Hey Daddy! Animal Fathers and their Babies
Illustrated by Higgins Bond
Ages 5 to 8
Peachtree, 2002, 1-56145-272-6
Anyone who has ever watched a harried and surely exhausted pair of birds raising a nest of chicks knows that there are some wonderful fathers in the animal kingdom. In this fascinating and informative book the reader will find the stories of some of the most extraordinary and remarkable animal fathers. There are several species of bird where the father takes care of the eggs and then the baby birds all by himself. This is no mean feat when one thinks of all the possible hazards that the poor fathers face. The eggs can freeze or get too hot.

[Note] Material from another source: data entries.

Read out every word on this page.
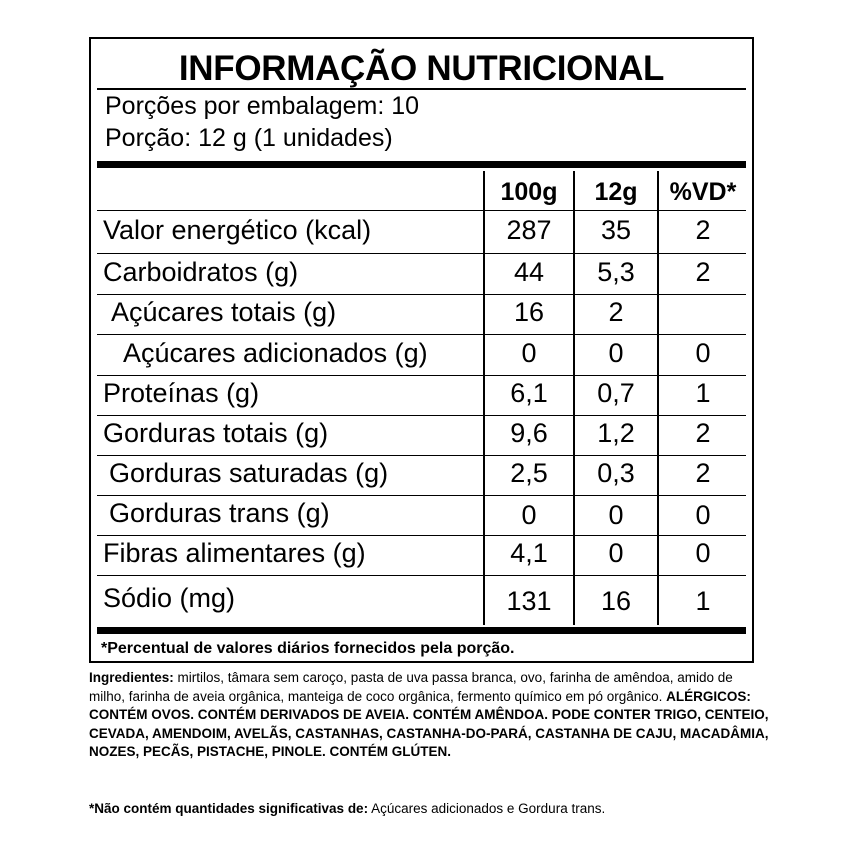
INFORMAÇÃO NUTRICIONAL
Porções por embalagem: 10
Porção: 12 g (1 unidades)
100g	12g	%VD*
Valor energético (kcal)	287	35	2
Carboidratos (g)	44	5,3	2
Açúcares totais (g)	16	2
Açúcares adicionados (g)	0	0	0
Proteínas (g)	6,1	0,7	1
Gorduras totais (g)	9,6	1,2	2
Gorduras saturadas (g)	2,5	0,3	2
Gorduras trans (g)	0	0	0
Fibras alimentares (g)	4,1	0	0
Sódio (mg)	131	16	1
*Percentual de valores diários fornecidos pela porção.
Ingredientes: mirtilos, tâmara sem caroço, pasta de uva passa branca, ovo, farinha de amêndoa, amido de milho, farinha de aveia orgânica, manteiga de coco orgânica, fermento químico em pó orgânico. ALÉRGICOS: CONTÉM OVOS. CONTÉM DERIVADOS DE AVEIA. CONTÉM AMÊNDOA. PODE CONTER TRIGO, CENTEIO, CEVADA, AMENDOIM, AVELÃS, CASTANHAS, CASTANHA-DO-PARÁ, CASTANHA DE CAJU, MACADÂMIA, NOZES, PECÃS, PISTACHE, PINOLE. CONTÉM GLÚTEN.
*Não contém quantidades significativas de: Açúcares adicionados e Gordura trans.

There are plenty of predators that would be happy to eat a little chick for dinner. To get around the problem of watching the eggs all the time some animal fathers have taken to carrying them about. The father giant waterbug carries his eggs on his back. To keep his babies safe the Darwin frog keeps his tadpoles safe in his vocal sac for about fifty-two days. During this time the tadpoles turn into little frogs and their long suffering father has to forgo eating for a while until his young are ready to face the big world their own.
There is even one father who has really taken the whole parenting business a step further. The seahorse father is the one who gives birth and not the mother. Many mammal fathers are vital to the survival of their young, and in different species they have developed different strategies to suit the environment, the needs of the animal, and their social organization. That great king of the jungle and highland, the mountain gorilla, is well known to be a good father and tolerant babysitter.
Whatever role these parenting fathers take, they are a fundamentally important to the survival of their young and to the future of their species.